5 de Outubro de 2017 - 10h24

Luta de ideias para politizar

Luiz Manfredini *

Deficiência, a meu ver decisiva, dos governos Lula e Dilma, extensiva a vários setores da esquerda brasileira, foi o descaso com a politização da sociedade. Como afirma o ex-deputado federal Aldo Arantes, em seu artigo, “Gramsci e a luta de ideias”, “a preocupação excessiva com o processo eleitoral e a presença na máquina do estado fragilizou a luta social e deixou de lado a luta de ideias e a politização da sociedade”.


Imaginou-se que a simples melhoria das condições de vida e de expectativas de futuro seriam suficientes para construir e manter, em torno do projeto governamental vigente, amplo e duradouro apoio popular.

Pura ilusão. A negligência com a politização da sociedade tornou o povo ainda mais vulnerável à maciça campanha midiática (em nome das elites dominadas pelo neoliberalismo) de criminalização da política e dos políticos e da disseminação de um ideário alienante e conformista.
A consciência política, cidadã, e não pura e simplesmente a melhoria nos padrões de consumo ou mesmo de políticas públicas inclusivas, é o que garante o suporte popular indispensável às rupturas que o processo transformador exige.

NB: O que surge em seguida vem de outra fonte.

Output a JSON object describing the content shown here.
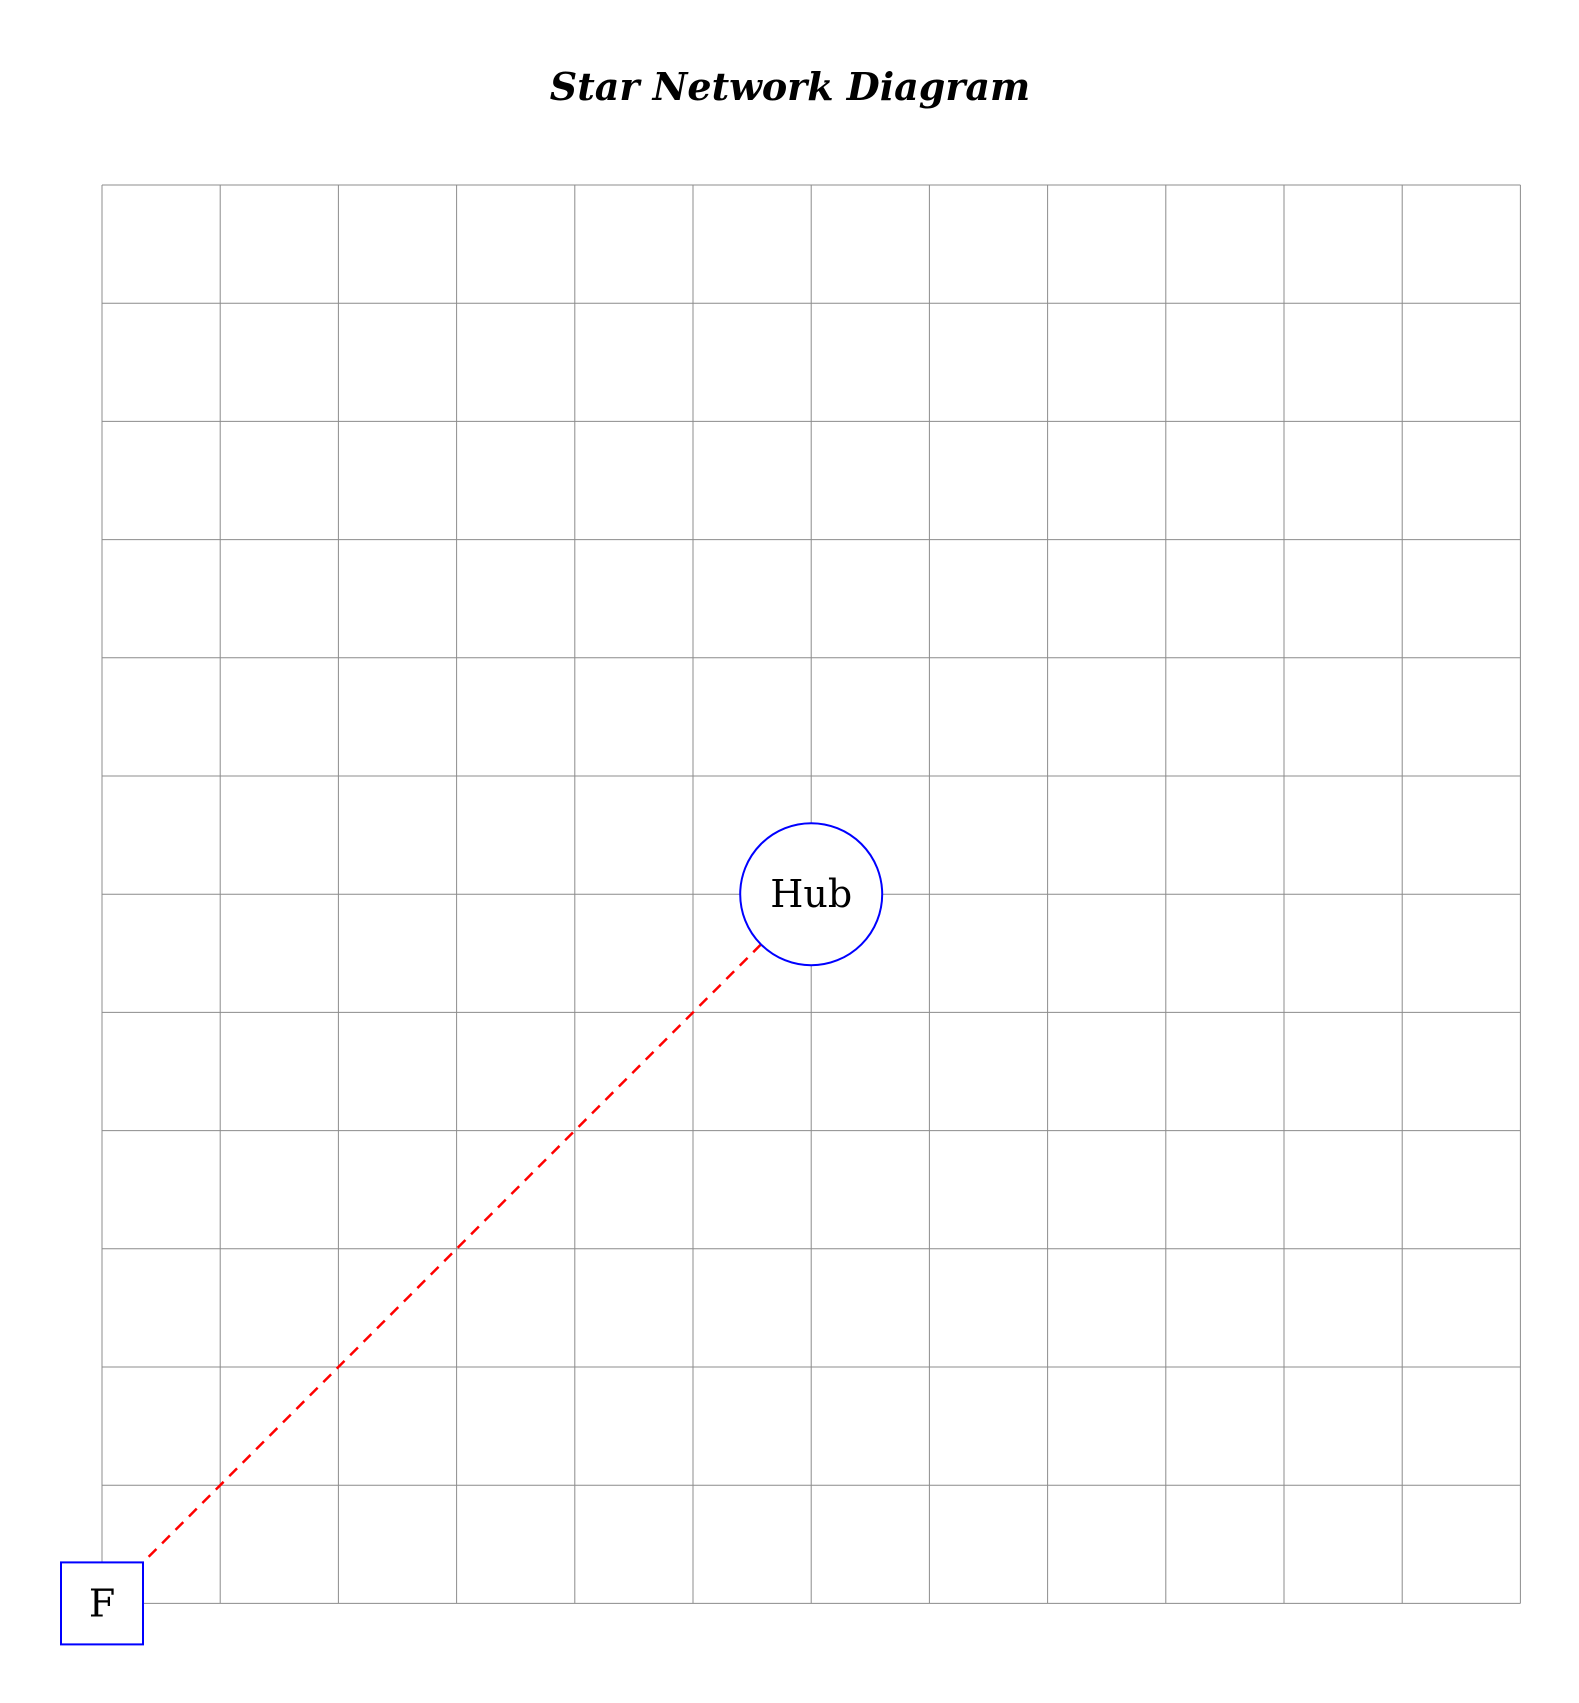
{
  "title": "Star Network Diagram",
  "grid": {
    "columns": 12,
    "rows": 12,
    "color": "#8c8c8c"
  },
  "colors": {
    "node_stroke": "#0000ff",
    "edge": "#ff0000",
    "text": "#000000"
  },
  "nodes": [
    {
      "id": "hub",
      "label": "Hub",
      "shape": "circle",
      "col": 6,
      "row": 6
    },
    {
      "id": "f",
      "label": "F",
      "shape": "square",
      "col": 0,
      "row": 12
    }
  ],
  "edges": [
    {
      "from": "hub",
      "to": "f",
      "style": "dashed"
    }
  ]
}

Assim, encontrando campo fértil para suas pregações, a direita, particularmente durante e após as manifestações de 2013, construiu a hegemonia necessária para perpetrar o golpe de agosto de 2016, que depôs a presidente Dilma Rousseff.

É claro que tal hegemonia vem sendo aos poucos, corroída, pois edificadas sobre as bases antidemocráticas, antipopulares e antinacionais (e insustentáveis) do projeto neoliberal. Crescentes setores sociais – inclusive parcelas da classe média que bateu panelas e saiu às ruas com as camisetas da CBF – parecem perceber o governo Temer, resultado do golpe, como uma confraria de ladrões. Assim, começam a se sentir, tais setores, usados para fins distantes daqueles que talvez imaginassem.

O neoliberalismo, que já não pode apostar em soluções de força militar para impor-se à sociedade, confere papel central à hegemonia ideológica e cultural, mediante intensa, ampla e sistemática luta de ideias. E é nesse campo que a luta de classe deve assumir papel decisivo.
Mas a construção de uma nova hegemonia cobra e cobrará esforços ingentes das forças democráticas e progressistas. Deve ocorrer por onde seja possível, capilarizando-se pelo conjunto da sociedade, em particular entre os trabalhadores e a juventude, irrigando-a com valores essenciais à luta transformadora. Valores como o pensamento crítico, a defesa da democracia, das soluções coletivas, solidárias, a condenação dos ódios, tudo enfeixado num projeto para o Brasil capaz de unir o povo brasileiro.

Ações políticas de massas, como vem fazendo o ex-presidente Lula, constituem-se no núcleo dessa luta, sem prejuízo de iniciativas em outras áreas, como a da cultura e da comunicação, tudo dentro de um planejamento sistemático. A frente ampla que se propõe constituir com largos segmentos da sociedade em defesa da democracia e contra os retrocessos patrocinados pelo golpismo, pode ser o conduto dessa luta essencial, desde que nela se afirme uma coesa direção de esquerda.

* Jornalista a escritor paranaense, autor, entre outros livros, dos romances "As moças de Minas", "Memória e Neblina" e "Retrato no entardecer de agosto".

* Opiniões aqui expressas não refletem necessariamente as opiniões do site.